This pattern is revealed by the branches in these trees. If you think about each branch on the tree as an interval between two speciation events, then the lengths of those branches should be related to diversification rates; if diversification rates are high, speciation events will be closer together, and the branches in the trees will be shorter. The authors suggest that one explanation for this pattern is density-dependent cladogenesis. That is, the rate of diversification slows as species accumulate.
I like this paper because this particular tree shape, with short branches near the root, is one that I commonly observe in my own phylogenetic trees. If these results are general, we might be able to confirm something that evolutionary biologists have suspected: species interactions affect diversification rates. We postulated in 2003 (paper here) that such early bursts in diversification rate might be associated with bursts in the rate of morphological evolution, another characteristic pattern of adaptive radiation. This hypothesis has not yet been evaluated across a large enough number of trees to form any conclusions.
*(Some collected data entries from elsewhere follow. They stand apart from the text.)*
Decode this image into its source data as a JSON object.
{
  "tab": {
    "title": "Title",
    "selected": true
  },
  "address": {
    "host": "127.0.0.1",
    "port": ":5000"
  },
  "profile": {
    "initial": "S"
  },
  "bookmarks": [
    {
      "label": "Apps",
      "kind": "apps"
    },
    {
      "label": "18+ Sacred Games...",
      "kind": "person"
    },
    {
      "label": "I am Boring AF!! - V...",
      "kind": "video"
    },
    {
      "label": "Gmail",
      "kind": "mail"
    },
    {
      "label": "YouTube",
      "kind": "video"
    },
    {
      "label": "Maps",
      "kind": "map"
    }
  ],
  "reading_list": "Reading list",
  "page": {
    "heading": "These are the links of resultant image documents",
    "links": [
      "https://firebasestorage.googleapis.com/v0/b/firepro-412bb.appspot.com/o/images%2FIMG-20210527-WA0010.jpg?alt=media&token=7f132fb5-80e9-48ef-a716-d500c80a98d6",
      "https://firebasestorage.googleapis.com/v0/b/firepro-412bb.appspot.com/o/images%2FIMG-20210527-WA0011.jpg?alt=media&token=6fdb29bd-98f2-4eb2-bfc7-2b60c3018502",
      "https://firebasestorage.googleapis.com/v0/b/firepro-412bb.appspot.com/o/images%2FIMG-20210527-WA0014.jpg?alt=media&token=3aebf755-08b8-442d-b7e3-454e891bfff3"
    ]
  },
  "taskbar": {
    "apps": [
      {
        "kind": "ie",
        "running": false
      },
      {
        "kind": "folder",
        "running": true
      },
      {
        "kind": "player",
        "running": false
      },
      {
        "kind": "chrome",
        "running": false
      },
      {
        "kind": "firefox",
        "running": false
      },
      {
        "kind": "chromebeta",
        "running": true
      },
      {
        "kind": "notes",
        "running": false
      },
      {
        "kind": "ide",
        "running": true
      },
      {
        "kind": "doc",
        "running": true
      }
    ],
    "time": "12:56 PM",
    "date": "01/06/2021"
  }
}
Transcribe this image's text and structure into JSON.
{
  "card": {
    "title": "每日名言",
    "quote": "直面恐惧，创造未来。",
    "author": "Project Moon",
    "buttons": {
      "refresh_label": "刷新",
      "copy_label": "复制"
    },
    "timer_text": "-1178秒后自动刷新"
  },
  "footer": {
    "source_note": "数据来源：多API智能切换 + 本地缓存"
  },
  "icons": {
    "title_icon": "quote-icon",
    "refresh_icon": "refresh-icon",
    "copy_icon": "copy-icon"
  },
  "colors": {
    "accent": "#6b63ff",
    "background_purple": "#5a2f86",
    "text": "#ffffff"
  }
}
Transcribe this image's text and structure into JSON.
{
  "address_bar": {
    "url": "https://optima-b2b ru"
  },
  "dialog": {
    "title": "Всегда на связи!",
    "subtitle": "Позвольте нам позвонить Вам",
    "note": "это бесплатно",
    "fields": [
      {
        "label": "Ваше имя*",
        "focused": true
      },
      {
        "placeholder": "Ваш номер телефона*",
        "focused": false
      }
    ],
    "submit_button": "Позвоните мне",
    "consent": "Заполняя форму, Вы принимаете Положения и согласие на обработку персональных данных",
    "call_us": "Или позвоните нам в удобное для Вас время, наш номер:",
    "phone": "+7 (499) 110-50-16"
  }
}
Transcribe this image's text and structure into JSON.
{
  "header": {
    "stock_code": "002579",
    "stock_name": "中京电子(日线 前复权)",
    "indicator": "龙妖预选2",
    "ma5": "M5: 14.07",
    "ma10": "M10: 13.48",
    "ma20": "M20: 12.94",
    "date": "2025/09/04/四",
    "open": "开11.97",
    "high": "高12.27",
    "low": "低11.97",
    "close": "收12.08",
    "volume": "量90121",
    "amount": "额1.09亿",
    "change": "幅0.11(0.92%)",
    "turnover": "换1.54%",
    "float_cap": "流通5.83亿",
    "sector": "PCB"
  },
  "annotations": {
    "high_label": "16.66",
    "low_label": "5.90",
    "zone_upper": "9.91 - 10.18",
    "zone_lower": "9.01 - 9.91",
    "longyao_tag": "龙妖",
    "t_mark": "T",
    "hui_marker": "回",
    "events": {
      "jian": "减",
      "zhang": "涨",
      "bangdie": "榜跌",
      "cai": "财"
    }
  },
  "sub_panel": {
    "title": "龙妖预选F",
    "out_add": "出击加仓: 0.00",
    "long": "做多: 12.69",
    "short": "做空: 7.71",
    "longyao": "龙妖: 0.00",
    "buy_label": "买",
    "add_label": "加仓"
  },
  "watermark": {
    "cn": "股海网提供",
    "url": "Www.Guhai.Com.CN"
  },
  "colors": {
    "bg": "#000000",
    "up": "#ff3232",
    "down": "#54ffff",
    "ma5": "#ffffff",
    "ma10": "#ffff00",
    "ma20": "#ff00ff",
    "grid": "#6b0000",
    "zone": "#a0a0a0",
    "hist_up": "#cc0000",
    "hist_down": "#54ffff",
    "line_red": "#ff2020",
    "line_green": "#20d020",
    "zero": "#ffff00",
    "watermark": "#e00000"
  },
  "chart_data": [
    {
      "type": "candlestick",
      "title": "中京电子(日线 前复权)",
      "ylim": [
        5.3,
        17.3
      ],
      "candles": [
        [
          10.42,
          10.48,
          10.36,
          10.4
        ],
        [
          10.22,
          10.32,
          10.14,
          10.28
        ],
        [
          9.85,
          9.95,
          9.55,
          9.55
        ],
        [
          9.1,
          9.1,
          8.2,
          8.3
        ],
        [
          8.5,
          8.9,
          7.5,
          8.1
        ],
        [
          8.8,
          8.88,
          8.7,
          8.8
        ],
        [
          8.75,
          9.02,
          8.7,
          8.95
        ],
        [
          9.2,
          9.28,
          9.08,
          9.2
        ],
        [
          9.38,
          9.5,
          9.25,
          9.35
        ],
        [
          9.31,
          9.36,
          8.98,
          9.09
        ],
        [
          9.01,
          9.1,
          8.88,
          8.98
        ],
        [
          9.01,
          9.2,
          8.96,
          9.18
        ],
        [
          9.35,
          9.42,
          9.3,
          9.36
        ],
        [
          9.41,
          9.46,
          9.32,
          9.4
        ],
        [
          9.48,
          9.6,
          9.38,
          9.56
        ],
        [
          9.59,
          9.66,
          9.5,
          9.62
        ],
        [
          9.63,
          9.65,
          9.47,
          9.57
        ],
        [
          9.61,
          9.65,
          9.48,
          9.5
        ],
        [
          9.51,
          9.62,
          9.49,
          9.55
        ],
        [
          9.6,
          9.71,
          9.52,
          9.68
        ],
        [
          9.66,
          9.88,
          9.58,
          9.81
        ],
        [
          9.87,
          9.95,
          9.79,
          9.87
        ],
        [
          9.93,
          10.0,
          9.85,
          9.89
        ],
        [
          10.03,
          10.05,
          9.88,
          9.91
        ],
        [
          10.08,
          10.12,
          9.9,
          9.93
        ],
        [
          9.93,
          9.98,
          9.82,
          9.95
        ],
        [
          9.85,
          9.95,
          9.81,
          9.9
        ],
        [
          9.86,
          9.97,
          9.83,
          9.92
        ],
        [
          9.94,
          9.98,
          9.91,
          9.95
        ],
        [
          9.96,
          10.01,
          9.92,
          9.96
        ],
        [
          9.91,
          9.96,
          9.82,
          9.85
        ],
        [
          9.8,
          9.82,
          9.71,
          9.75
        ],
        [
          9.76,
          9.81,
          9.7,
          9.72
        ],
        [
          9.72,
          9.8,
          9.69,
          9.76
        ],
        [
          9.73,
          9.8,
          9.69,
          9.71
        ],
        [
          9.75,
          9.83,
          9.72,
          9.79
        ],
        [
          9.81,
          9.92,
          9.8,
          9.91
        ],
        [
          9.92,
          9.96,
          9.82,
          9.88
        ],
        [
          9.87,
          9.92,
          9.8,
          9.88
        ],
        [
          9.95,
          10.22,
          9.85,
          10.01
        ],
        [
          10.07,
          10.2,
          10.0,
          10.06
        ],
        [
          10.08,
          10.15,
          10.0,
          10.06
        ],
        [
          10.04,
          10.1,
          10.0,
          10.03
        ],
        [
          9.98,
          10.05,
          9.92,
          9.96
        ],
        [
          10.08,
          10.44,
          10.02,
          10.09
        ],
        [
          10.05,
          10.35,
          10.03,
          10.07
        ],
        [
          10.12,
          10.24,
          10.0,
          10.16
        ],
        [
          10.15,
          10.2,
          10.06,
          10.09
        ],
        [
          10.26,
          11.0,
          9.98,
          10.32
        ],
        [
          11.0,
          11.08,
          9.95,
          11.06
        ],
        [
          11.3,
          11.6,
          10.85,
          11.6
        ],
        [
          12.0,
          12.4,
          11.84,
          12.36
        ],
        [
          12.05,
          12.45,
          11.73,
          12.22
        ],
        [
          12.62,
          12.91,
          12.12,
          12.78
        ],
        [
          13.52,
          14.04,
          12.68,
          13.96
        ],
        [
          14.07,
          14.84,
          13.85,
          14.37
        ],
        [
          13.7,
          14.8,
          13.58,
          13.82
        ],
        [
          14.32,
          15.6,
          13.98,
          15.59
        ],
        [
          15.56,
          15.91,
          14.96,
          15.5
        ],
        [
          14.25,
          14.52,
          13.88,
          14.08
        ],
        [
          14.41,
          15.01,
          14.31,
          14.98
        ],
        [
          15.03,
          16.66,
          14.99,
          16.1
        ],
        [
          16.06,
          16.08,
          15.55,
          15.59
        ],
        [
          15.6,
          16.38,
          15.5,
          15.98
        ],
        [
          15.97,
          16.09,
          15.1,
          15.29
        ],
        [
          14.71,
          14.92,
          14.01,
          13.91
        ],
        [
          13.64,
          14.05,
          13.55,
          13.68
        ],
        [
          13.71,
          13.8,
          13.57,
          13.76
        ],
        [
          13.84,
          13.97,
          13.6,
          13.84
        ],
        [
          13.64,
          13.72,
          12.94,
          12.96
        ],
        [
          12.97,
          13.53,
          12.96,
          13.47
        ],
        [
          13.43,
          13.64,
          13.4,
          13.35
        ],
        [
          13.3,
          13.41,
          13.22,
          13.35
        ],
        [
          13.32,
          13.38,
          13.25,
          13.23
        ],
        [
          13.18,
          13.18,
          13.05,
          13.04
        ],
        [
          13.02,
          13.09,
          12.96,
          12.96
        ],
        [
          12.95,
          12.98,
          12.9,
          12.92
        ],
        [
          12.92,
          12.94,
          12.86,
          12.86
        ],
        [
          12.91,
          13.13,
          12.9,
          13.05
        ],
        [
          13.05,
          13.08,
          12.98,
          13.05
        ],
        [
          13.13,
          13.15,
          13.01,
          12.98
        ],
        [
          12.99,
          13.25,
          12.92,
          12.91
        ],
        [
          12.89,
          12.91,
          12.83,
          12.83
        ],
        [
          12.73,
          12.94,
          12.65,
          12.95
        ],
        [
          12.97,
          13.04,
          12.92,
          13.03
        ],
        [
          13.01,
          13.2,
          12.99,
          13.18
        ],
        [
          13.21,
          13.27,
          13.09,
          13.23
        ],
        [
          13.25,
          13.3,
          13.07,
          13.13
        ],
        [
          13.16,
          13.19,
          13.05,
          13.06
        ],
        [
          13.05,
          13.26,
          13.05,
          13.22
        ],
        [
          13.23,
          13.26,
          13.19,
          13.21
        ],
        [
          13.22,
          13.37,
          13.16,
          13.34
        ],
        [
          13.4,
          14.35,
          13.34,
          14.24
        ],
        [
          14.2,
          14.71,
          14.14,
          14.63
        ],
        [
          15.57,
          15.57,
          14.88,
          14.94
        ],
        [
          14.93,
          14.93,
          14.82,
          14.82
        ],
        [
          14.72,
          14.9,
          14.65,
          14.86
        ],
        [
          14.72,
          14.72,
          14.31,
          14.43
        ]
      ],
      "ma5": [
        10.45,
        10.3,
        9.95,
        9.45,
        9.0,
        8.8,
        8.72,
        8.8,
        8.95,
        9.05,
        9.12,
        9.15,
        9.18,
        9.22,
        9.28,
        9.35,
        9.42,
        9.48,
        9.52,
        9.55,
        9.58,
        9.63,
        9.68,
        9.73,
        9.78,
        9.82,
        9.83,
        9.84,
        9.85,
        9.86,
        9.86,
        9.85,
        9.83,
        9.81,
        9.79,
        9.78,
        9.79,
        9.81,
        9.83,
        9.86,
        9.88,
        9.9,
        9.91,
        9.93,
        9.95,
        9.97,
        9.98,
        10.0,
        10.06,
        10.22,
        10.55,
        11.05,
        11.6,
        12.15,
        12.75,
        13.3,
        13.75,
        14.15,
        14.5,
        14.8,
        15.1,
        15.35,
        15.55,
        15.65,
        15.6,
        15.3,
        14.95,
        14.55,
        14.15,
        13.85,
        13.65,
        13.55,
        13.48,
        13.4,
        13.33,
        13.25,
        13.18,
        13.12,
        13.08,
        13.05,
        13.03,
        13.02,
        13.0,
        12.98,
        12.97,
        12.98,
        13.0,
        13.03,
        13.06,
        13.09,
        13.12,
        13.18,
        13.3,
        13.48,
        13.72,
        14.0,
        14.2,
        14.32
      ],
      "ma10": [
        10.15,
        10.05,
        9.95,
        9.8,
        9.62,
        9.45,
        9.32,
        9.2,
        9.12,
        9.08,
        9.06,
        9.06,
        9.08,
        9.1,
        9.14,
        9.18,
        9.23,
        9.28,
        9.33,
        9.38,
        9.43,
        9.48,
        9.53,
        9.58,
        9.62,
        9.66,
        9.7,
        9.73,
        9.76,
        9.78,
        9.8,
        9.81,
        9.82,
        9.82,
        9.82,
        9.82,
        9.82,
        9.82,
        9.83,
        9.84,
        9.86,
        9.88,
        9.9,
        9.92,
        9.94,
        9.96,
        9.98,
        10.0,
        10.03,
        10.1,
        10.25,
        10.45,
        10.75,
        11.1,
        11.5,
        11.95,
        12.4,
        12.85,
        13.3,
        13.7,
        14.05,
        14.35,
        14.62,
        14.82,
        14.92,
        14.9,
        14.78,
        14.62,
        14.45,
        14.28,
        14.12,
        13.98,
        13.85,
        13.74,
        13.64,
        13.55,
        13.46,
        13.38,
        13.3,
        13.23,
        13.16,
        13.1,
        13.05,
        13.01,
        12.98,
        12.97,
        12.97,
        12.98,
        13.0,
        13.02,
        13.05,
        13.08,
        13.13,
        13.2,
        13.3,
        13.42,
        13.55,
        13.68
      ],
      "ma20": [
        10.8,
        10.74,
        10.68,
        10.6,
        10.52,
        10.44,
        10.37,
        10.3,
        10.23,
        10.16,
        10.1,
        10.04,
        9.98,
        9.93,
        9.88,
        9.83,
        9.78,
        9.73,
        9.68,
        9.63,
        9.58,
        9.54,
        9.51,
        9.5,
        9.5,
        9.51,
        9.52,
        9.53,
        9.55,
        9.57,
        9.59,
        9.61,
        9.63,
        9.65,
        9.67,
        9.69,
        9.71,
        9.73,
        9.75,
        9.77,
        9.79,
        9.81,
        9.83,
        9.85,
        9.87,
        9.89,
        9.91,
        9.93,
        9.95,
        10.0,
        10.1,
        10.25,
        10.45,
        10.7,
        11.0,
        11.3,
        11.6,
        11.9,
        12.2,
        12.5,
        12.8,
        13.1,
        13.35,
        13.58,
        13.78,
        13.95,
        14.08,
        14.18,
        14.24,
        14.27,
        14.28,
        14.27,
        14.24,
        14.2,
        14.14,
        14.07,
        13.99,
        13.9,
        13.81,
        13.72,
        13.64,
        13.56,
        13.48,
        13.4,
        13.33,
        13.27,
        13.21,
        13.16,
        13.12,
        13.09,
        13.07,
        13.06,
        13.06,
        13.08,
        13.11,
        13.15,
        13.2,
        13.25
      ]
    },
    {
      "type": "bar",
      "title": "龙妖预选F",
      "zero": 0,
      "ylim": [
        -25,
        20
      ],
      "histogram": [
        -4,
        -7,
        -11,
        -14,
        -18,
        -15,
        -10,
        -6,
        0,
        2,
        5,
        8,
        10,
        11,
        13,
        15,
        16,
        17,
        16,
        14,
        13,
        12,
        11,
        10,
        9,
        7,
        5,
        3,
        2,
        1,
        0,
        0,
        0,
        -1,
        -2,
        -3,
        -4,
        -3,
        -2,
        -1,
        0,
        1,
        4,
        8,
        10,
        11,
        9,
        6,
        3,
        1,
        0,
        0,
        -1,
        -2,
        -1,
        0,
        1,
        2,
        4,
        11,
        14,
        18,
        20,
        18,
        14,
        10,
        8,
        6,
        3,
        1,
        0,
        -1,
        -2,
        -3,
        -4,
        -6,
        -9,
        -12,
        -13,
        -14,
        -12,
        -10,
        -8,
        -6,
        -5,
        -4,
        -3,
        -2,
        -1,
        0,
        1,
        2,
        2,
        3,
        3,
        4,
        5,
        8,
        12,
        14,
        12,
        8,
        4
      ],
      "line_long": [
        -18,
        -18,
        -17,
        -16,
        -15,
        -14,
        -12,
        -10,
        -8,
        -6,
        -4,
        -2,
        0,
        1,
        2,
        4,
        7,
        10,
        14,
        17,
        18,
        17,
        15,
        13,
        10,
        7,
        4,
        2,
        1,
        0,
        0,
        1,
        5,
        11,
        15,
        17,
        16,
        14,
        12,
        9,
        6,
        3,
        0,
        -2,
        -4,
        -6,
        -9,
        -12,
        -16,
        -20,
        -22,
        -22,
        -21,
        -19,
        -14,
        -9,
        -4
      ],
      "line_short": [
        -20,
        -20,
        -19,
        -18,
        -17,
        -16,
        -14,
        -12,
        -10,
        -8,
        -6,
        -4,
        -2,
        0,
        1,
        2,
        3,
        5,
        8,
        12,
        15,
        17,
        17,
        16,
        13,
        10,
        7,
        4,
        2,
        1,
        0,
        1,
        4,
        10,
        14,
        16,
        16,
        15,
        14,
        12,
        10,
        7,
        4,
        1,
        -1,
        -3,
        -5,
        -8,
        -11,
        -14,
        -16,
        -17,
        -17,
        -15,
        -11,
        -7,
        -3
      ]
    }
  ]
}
This paper reminds me of another general pattern in macroevolution: phylogenetic trees are more imbalanced than one would expect based on most null models (see Mooers and Heard 1997 & Blum and Francois 2006). Such regular patterns at macroevolutionary scales are hard to come by. When we find general patterns at this level, we have learned something deep about the process of evolution. Interestingly, there seems to be some relationship between imbalance and slowdowns in the Phillimore analysis; more imbalanced trees tend to show stronger slowdowns. Perhaps this is because the density dependence sometimes has a lineage-specific component.
Also, don't miss the nifty set of simulations in this paper showing that there is a slight bias in the test the authors are using, but that the pattern in the data is too strong to be explained by that bias.